Solutions discussed included creating a transition record and improving communication among physicians. The work group's efforts will complement those of the American Board of Internal Medicine Foundation (ABIMF), which earlier this year launched a care coordination improvement alliance that includes nine physician organizations, including ACP and SHM.
The work group plans to compile a proposal and submit it this fall for endorsement by the leadership of ACP, SHM, SGIM and possibly other organizations.
Groups update coronary artery disease guidelines
The American College of Cardiology and the American Heart Association have revised their joint guidelines for managing patients with unstable angina (UA) and non-ST-segment elevation myocardial infarction (NSTEMI).
Major changes to the guidelines, which were last published in 2002, include:
- Recommending different initial strategies for high- and low-risk patients, as defined by commonly used risk scores. Unstable and high-risk patients should have more invasive measures—i.e., diagnostic angiography and revascularization—while low-risk and stable patients should start with non-invasive measures like stress tests, echocardiography or radionuclide study;
- Using clopidogrel for at least one year after receiving a drug-eluting stent;
- Halting the use of non-steroidal anti-inflammatory drugs for patients during hospitalization;
- Prescribing ACE inhibitors and aldosterone receptor blockade after a patient is released from the hospital to prevent recurrent heart attack;
- Recommending stricter blood pressure and cholesterol management for UA/NSTEMI patients. LDL should be lower than 100 mg/dL; the ideal is 70 mg/dL. Blood pressure should fall below 140/90; those with diabetes and chronic heart disease should have a reading below 130/80;
- Stopping hormone replacement therapy in postmenopausal women.
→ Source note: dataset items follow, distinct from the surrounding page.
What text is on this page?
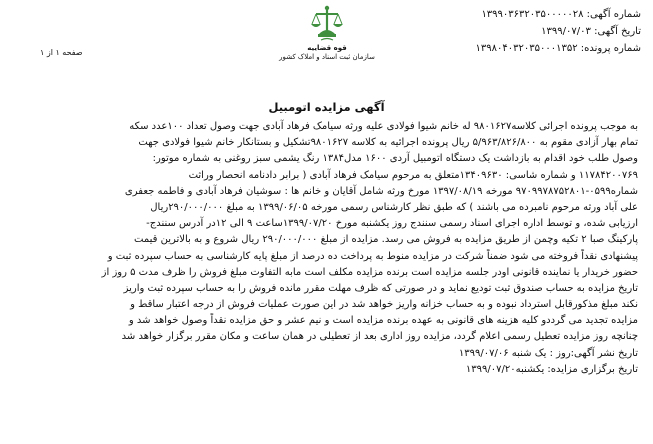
شماره آگهی: ۱۳۹۹۰۳۶۳۲۰۳۵۰۰۰۰۰۲۸
تاریخ آگهی: ۱۳۹۹/۰۷/۰۳
شماره پرونده: ۱۳۹۸۰۴۰۳۲۰۳۵۰۰۰۱۳۵۲
قوه قضاییه
سازمان ثبت اسناد و املاک کشور
صفحه ۱ از ۱
آگهی مزایده اتومبیل
به موجب پرونده اجرائی کلاسه۹۸۰۱۶۲۷ له خانم شیوا فولادی علیه ورثه سیامک فرهاد آبادی جهت وصول تعداد ۱۰۰عدد سکه
تمام بهار آزادی مقوم به ۵/۹۶۳/۸۲۶/۸۰۰ ریال پرونده اجرائیه به کلاسه ۹۸۰۱۶۲۷تشکیل و بستانکار خانم شیوا فولادی جهت
وصول طلب خود اقدام به بازداشت یک دستگاه اتومبیل آردی ۱۶۰۰ مدل۱۳۸۴ رنگ یشمی سبز روغنی به شماره موتور:
۱۱۷۸۴۲۰۰۷۶۹ و شماره شاسی: ۱۳۴۰۹۶۳۰متعلق به مرحوم سیامک فرهاد آبادی ( برابر دادنامه انحصار وراثت
شماره۰۵۹۹-۹۷۰۹۹۷۸۷۵۲۸۰۱ مورخه ۱۳۹۷/۰۸/۱۹ مورخ ورثه شامل آقایان و خانم ها : سوشیان فرهاد آبادی و فاطمه جعفری
علی آباد ورثه مرحوم نامبرده می باشند ) که طبق نظر کارشناس رسمی مورخه ۱۳۹۹/۰۶/۰۵ به مبلغ ۲۹۰/۰۰۰/۰۰۰ریال
ارزیابی شده، و توسط اداره اجرای اسناد رسمی سنندج روز یکشنبه مورخ ۱۳۹۹/۰۷/۲۰ساعت ۹ الی ۱۲در آدرس سنندج-
پارکینگ صبا ۲ تکیه وچمن از طریق مزایده به فروش می رسد. مزایده از مبلغ ۲۹۰/۰۰۰/۰۰۰ ریال شروع و به بالاترین قیمت
پیشنهادی نقداً فروخته می شود ضمناً شرکت در مزایده منوط به پرداخت ده درصد از مبلغ پایه کارشناسی به حساب سپرده ثبت و
حضور خریدار یا نماینده قانونی اودر جلسه مزایده است برنده مزایده مکلف است مابه التفاوت مبلغ فروش را ظرف مدت ۵ روز از
تاریخ مزایده به حساب صندوق ثبت تودیع نماید و در صورتی که ظرف مهلت مقرر مانده فروش را به حساب سپرده ثبت واریز
نکند مبلغ مذکورقابل استرداد نبوده و به حساب خزانه واریز خواهد شد در این صورت عملیات فروش از درجه اعتبار ساقط و
مزایده تجدید می گرددو کلیه هزینه های قانونی به عهده برنده مزایده است و نیم عشر و حق مزایده نقداً وصول خواهد شد و
چنانچه روز مزایده تعطیل رسمی اعلام گردد، مزایده روز اداری بعد از تعطیلی در همان ساعت و مکان مقرر برگزار خواهد شد
تاریخ نشر آگهی:روز : یک شنبه ۱۳۹۹/۰۷/۰۶
تاریخ برگزاری مزایده: یکشنبه۱۳۹۹/۰۷/۲۰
The new guidelines reflect evidence from key trials over the past five years, a member of the guidelines writing committee said.
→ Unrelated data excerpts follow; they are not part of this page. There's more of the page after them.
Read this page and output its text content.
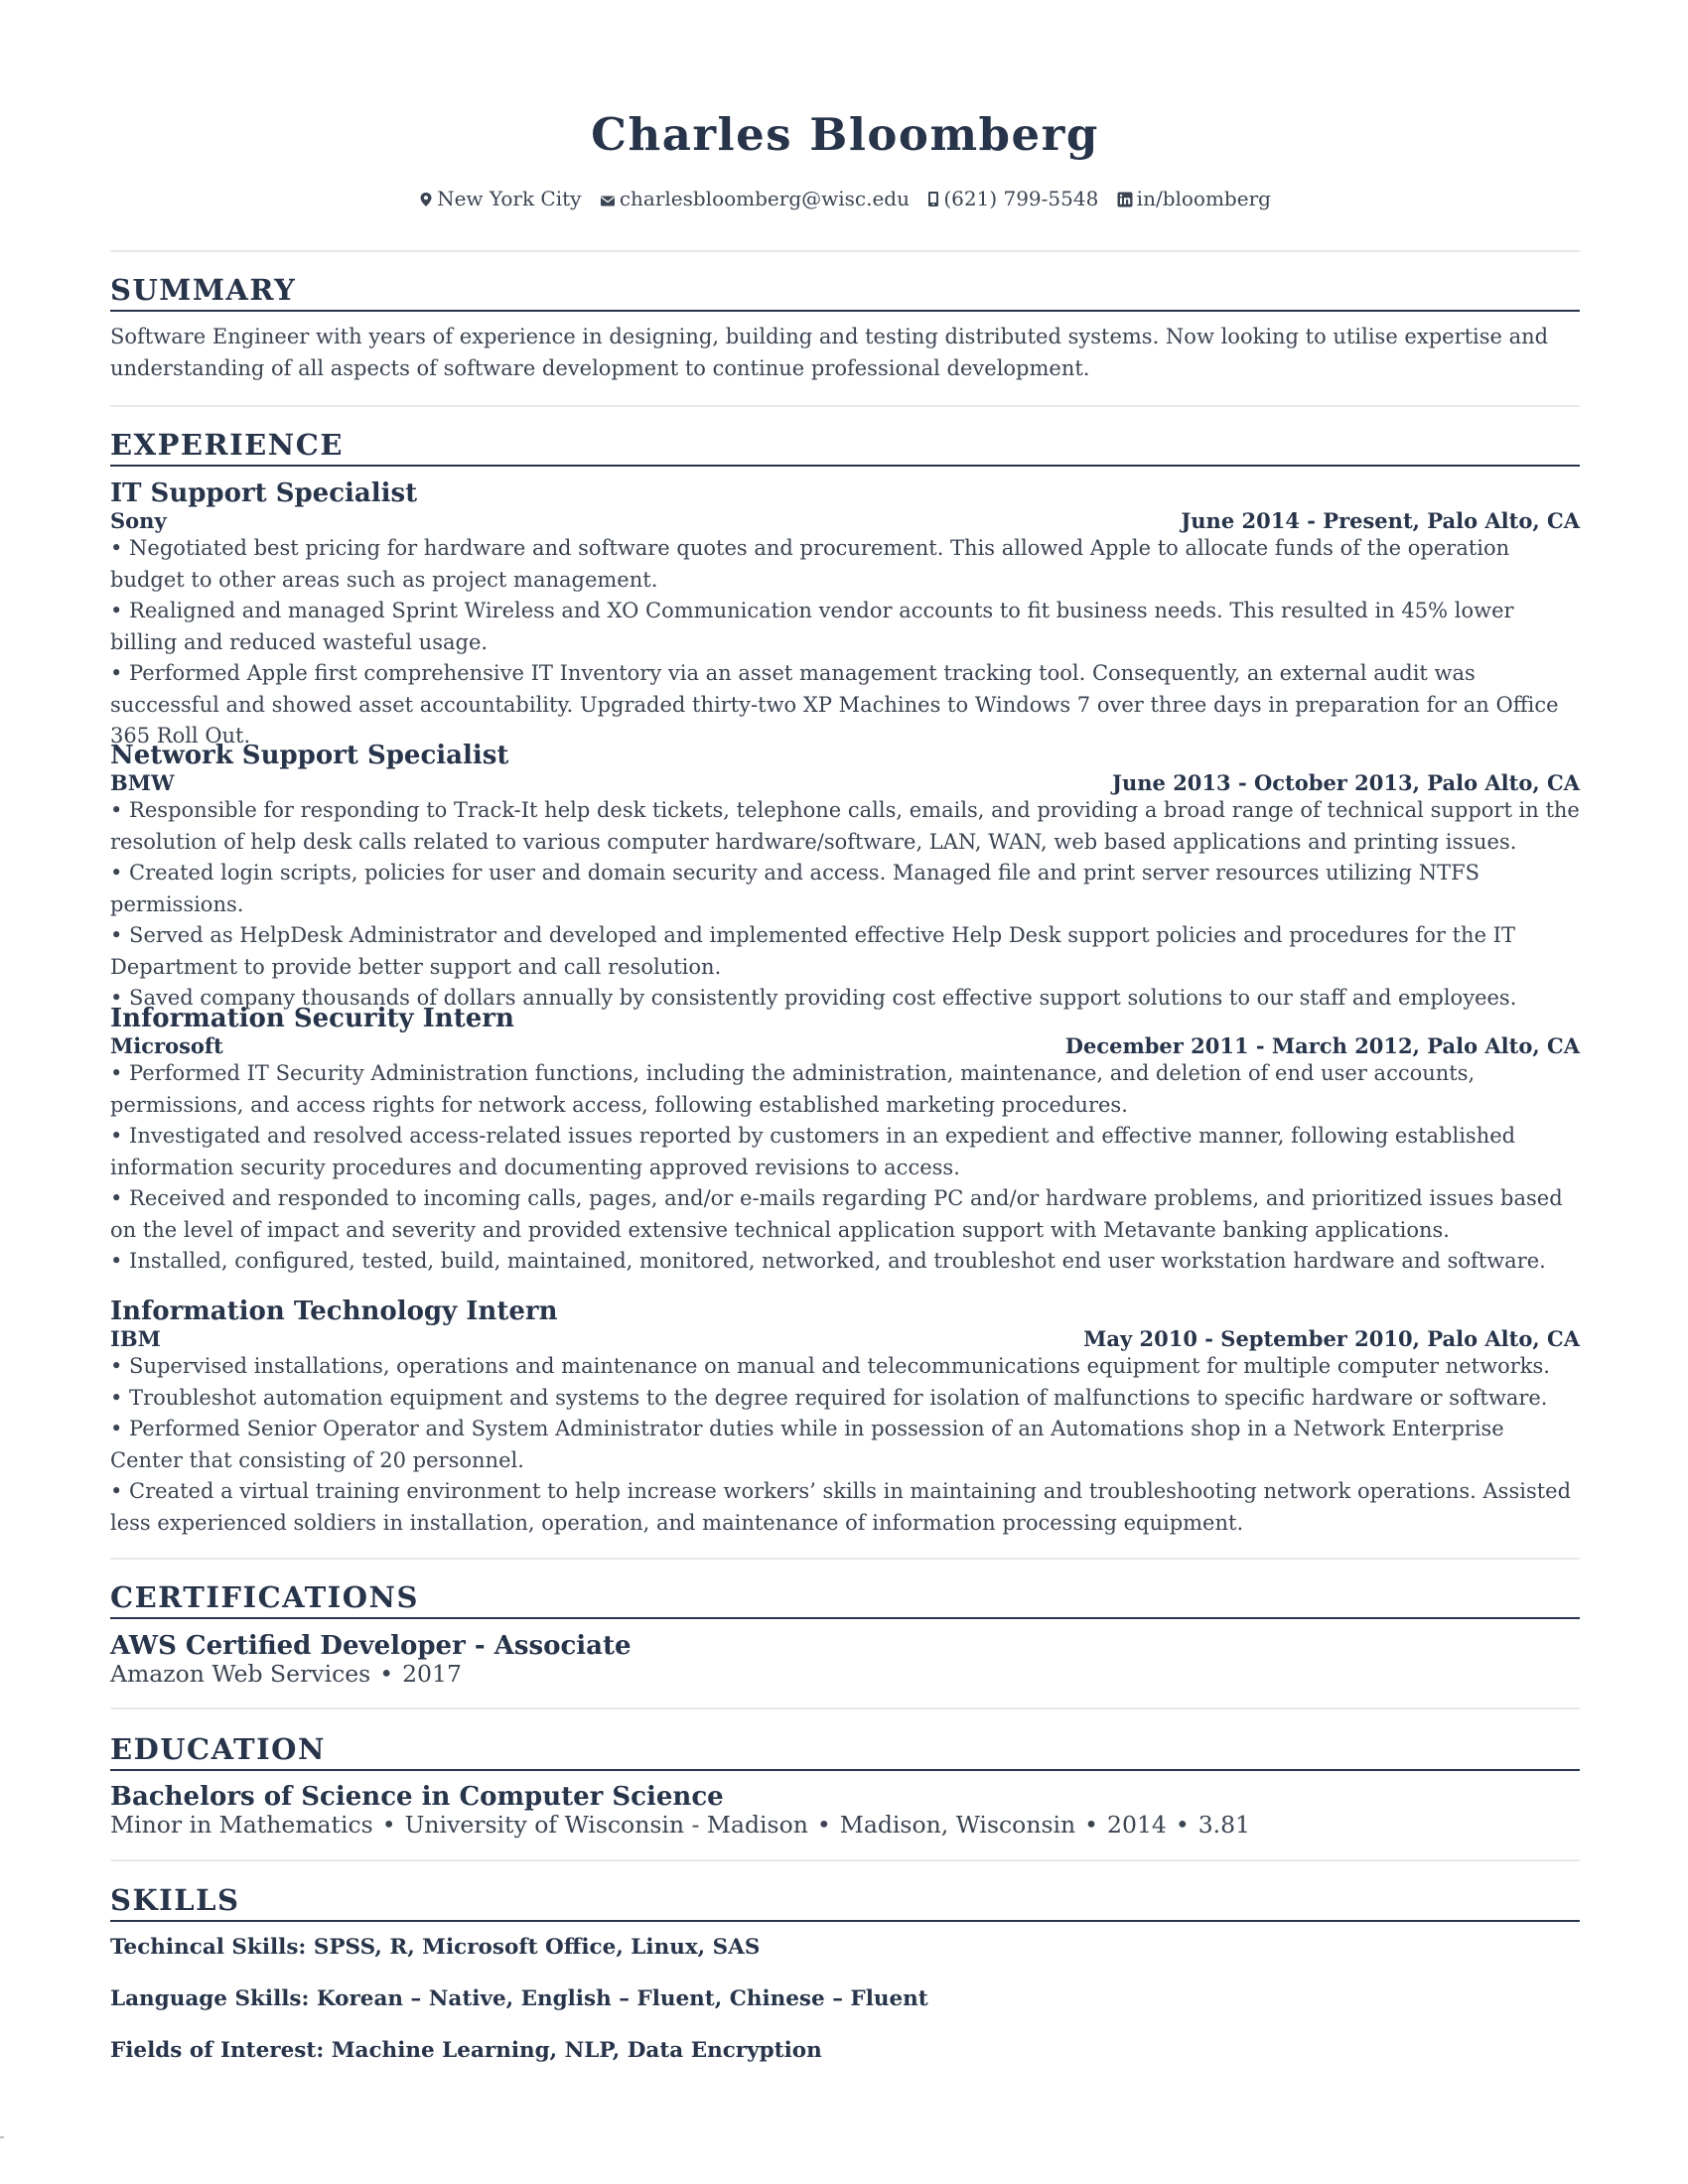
Charles Bloomberg
New York City charlesbloomberg@wisc.edu (621) 799-5548 in/bloomberg
SUMMARY
Software Engineer with years of experience in designing, building and testing distributed systems. Now looking to utilise expertise and understanding of all aspects of software development to continue professional development.
EXPERIENCE
IT Support Specialist
Sony	June 2014 - Present, Palo Alto, CA
• Negotiated best pricing for hardware and software quotes and procurement. This allowed Apple to allocate funds of the operation budget to other areas such as project management.
• Realigned and managed Sprint Wireless and XO Communication vendor accounts to fit business needs. This resulted in 45% lower billing and reduced wasteful usage.
• Performed Apple first comprehensive IT Inventory via an asset management tracking tool. Consequently, an external audit was successful and showed asset accountability. Upgraded thirty-two XP Machines to Windows 7 over three days in preparation for an Office 365 Roll Out.
Network Support Specialist
BMW	June 2013 - October 2013, Palo Alto, CA
• Responsible for responding to Track-It help desk tickets, telephone calls, emails, and providing a broad range of technical support in the resolution of help desk calls related to various computer hardware/software, LAN, WAN, web based applications and printing issues.
• Created login scripts, policies for user and domain security and access. Managed file and print server resources utilizing NTFS permissions.
• Served as HelpDesk Administrator and developed and implemented effective Help Desk support policies and procedures for the IT Department to provide better support and call resolution.
• Saved company thousands of dollars annually by consistently providing cost effective support solutions to our staff and employees.
Information Security Intern
Microsoft	December 2011 - March 2012, Palo Alto, CA
• Performed IT Security Administration functions, including the administration, maintenance, and deletion of end user accounts, permissions, and access rights for network access, following established marketing procedures.
• Investigated and resolved access-related issues reported by customers in an expedient and effective manner, following established information security procedures and documenting approved revisions to access.
• Received and responded to incoming calls, pages, and/or e-mails regarding PC and/or hardware problems, and prioritized issues based on the level of impact and severity and provided extensive technical application support with Metavante banking applications.
• Installed, configured, tested, build, maintained, monitored, networked, and troubleshot end user workstation hardware and software.
Information Technology Intern
IBM	May 2010 - September 2010, Palo Alto, CA
• Supervised installations, operations and maintenance on manual and telecommunications equipment for multiple computer networks.
• Troubleshot automation equipment and systems to the degree required for isolation of malfunctions to specific hardware or software.
• Performed Senior Operator and System Administrator duties while in possession of an Automations shop in a Network Enterprise Center that consisting of 20 personnel.
• Created a virtual training environment to help increase workers’ skills in maintaining and troubleshooting network operations. Assisted less experienced soldiers in installation, operation, and maintenance of information processing equipment.
CERTIFICATIONS
AWS Certified Developer - Associate
Amazon Web Services • 2017
EDUCATION
Bachelors of Science in Computer Science
Minor in Mathematics • University of Wisconsin - Madison • Madison, Wisconsin • 2014 • 3.81
SKILLS
Techincal Skills: SPSS, R, Microsoft Office, Linux, SAS
Language Skills: Korean – Native, English – Fluent, Chinese – Fluent
Fields of Interest: Machine Learning, NLP, Data Encryption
Second-generation smallpox vaccine approved
The FDA licensed a new smallpox vaccine, ACAM2000, to inoculate people at high risk of exposure, as well as for use during a bioterrorist attack.
ACAM2000 supplements the current supply of smallpox vaccine, making the nation more prepared should the virus ever be used as a weapon, an FDA release said. The vaccine will be included in the CDC's Strategic National Stockpile of medical supplies.
ACAM2000 is made using a live form of the smallpox-related vaccinia virus. The vaccine is derived from the only other smallpox vaccine licensed by the FDA, Dryvax, approved in 1931 and now in limited supply because it is no longer manufactured.
Although smallpox vaccination ended in the U.S. in 1972, the U.S. military resumed vaccination of at-risk personnel in 1999, after concluding that the disease posed a potential bioterrorism threat. The last case of naturally occurring smallpox in the U.S. was in 1949 and the last case in the world was reported in Somalia in 1977.
Known stockpiles of the virus are kept only in two approved labs in the U.S. and Russia. The CDC considers it a Category A agent, meaning it presents one of the greatest potential threats for harming public health.